After you have configure the application's deployment settings, click the Deploy button on the lower right of the canvas.

During the deployment process, Streaming Analytics Manager completes the following tasks:

  1. Construct the configurations for the different big data services used in the stream app.

  2. Create a deployable jar of the streaming app.

  3. Upload and deploy the app jar to streaming engine server.

As SAM works through these tasks, it displays a progress bar.

The stream application is deployed to a Storm cluster based on the Storm Service defined in the Environment associated with the application.

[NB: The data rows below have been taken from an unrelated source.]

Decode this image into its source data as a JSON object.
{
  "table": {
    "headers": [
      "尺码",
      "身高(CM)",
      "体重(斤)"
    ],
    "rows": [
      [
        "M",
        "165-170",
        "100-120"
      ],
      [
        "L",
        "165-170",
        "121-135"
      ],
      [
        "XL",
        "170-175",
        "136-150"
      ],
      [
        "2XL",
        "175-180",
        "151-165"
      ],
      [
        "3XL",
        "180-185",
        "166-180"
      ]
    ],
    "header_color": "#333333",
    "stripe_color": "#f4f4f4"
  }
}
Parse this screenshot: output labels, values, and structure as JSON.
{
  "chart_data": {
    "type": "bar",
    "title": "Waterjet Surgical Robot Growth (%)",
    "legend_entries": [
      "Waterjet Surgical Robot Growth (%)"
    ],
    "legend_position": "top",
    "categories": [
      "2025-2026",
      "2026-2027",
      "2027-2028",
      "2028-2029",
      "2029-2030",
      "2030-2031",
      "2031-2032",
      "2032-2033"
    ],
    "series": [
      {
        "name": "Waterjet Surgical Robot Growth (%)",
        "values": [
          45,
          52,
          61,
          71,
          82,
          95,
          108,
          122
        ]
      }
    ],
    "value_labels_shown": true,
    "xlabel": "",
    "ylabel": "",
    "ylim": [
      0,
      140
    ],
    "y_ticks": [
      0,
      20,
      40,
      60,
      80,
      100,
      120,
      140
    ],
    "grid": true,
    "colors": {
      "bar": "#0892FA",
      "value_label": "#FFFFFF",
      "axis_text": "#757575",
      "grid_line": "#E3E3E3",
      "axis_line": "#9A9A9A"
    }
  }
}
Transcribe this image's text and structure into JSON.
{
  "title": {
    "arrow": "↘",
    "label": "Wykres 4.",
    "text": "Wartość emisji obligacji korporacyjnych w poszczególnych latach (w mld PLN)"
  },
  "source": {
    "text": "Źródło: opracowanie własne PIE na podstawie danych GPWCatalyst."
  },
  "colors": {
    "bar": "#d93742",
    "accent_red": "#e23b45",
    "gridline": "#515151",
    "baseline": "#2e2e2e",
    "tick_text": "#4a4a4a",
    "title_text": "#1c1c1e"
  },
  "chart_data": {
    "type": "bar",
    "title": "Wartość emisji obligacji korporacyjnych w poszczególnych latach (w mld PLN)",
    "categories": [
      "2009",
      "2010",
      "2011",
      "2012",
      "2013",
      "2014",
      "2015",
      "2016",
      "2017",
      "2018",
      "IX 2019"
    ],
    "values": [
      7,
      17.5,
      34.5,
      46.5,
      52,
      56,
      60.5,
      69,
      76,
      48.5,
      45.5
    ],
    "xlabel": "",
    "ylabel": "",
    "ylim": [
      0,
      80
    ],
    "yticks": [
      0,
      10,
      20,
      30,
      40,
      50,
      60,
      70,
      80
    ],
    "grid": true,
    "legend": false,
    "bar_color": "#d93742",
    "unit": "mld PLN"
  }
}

After the application has been deployed successfully, SAM notifies you and updates the button to red to indicate it is deployed. Click the red button to kill/undeploy the app.

Running the Stream Simulator

Now that you have developed and deployed the NiFi Flow Application and the Stream Analytics Application, we are ready to run a data simulator that generates truck geo events and sensor events for the apps to process.

To generate the raw truck events serialized into Avro objects using the Schema registry and publish them into the raw Kafka topics, do the following:

  1. Download the Data-Loader.

  2. Unzip it and copy it to the node the cluster. Lets call the directory you unzip it to as: $DATA_LOADER_HOME. Then execute the following. Make sure to replace variables below with your environment specific values (you can find the REST URL to schema registry in Ambari under SAM service for config value registry.url) . Make sure java (jdk 1.8) is on your classpath.

    tar -zxvf $DATA_LOADER_HOME/routes.tar.gz
    nohup java -cp \
    stream-simulator-jar-with-dependencies.jar \
    hortonworks.hdp.refapp.trucking.simulator.SimulationRegistrySerializerRunnerApp \
    20000 \
    hortonworks.hdp.refapp.trucking.simulator.impl.domain.transport.Truck \
    hortonworks.hdp.refapp.trucking.simulator.impl.collectors.KafkaEventSerializedWithRegistryCollector \
    1 \
    $DATA_LOADER_HOME/routes/midwest/ \
    10000 \
  3. You should see events being published into the Kafka topics called: raw-truck_events_avro and raw-truck_speed_events_avro, Nifi should be consuming those, enriching them and then pushing into the truck_events_avro and truck_speed_events_avro kafka topics and then SAM consumes from those topics.